Il ne faut pas se fier aux apparences, Bouboule n’est pas (juste) l’histoire d’un petit garçon obèse. Bruno Deville a souhaité traiter une autre question : comment trouver sa virilité avec 100 kg et des "seins" ? C’est là qu’entre en jeu Patrick le vigile qui devient, pour Bouboule, un modèle masculin comblant l’absence paternelle.
Mettre la main sur David Thielemans, alias Bouboule, n’a pas été une partie de plaisir. Après plusieurs mois de casting en France, Suisse et Belgique, le réalisateur Bruno Deville, n'a retenu personne. C’est finalement par hasard qu’il a rencontré David, alors qu’il se disputait avec d’autres enfants à la sortie d’une école. "J’ai tout de suite été frappé par sa différence, cette bouille où se mêlent douce candeur et profondeur dramatique avec ce regard que j’aime beaucoup, comme absent, les yeux mi-clos”. Le jeune garçon suspecte d’abord une caméra cachée puis accepte de passer des essais. “ (…) je l’ai trouvé formidable. Il y avait chez lui ce mélange d’ingénuité de l’enfant qu’on peut encore surprendre, et la détermination du môme blessé par la vie."
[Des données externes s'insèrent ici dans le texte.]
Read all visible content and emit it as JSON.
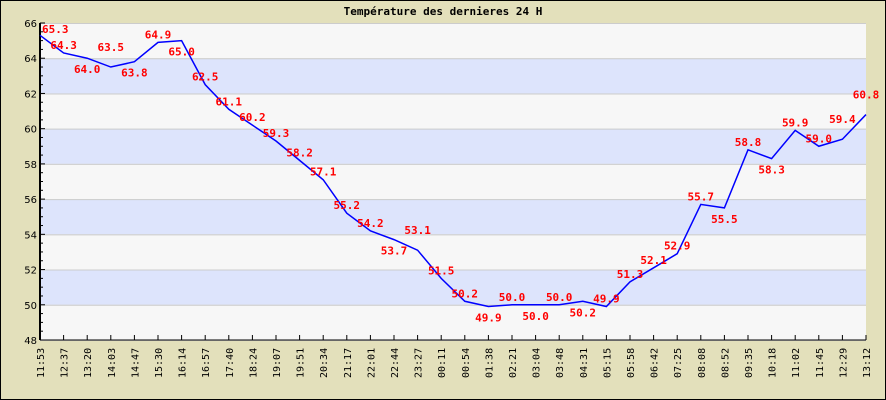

L’une des caractéristiques du jeune Kévin, est que la nourriture, et en particulier le sucre qu’il consomme en abondance, lui provoque des transes visuelles. Il voit par exemple apparaître un éléphant au milieu de sa résidence. C’est aussi ce qui arrivait à Bruno Deville enfant, lorsqu’il se créait des "bulles trans-digestives".
Si Bouboule traite d’un sujet sérieux et sensible, le film se veut drôle et touchant. Le réalisateur Bruno Deville ne conçoit pas cette comédie dramatique comme prêchant la bonne parole, et n'y voit "aucun message à caractère édifiant". Il explique : "Je laisse parler mes personnages avec leur mélange de trivialité et de drôlerie, leur bêtise et leur bassesse éventuelle, mais aussi leur candeur et leur humour – toute leur humanité."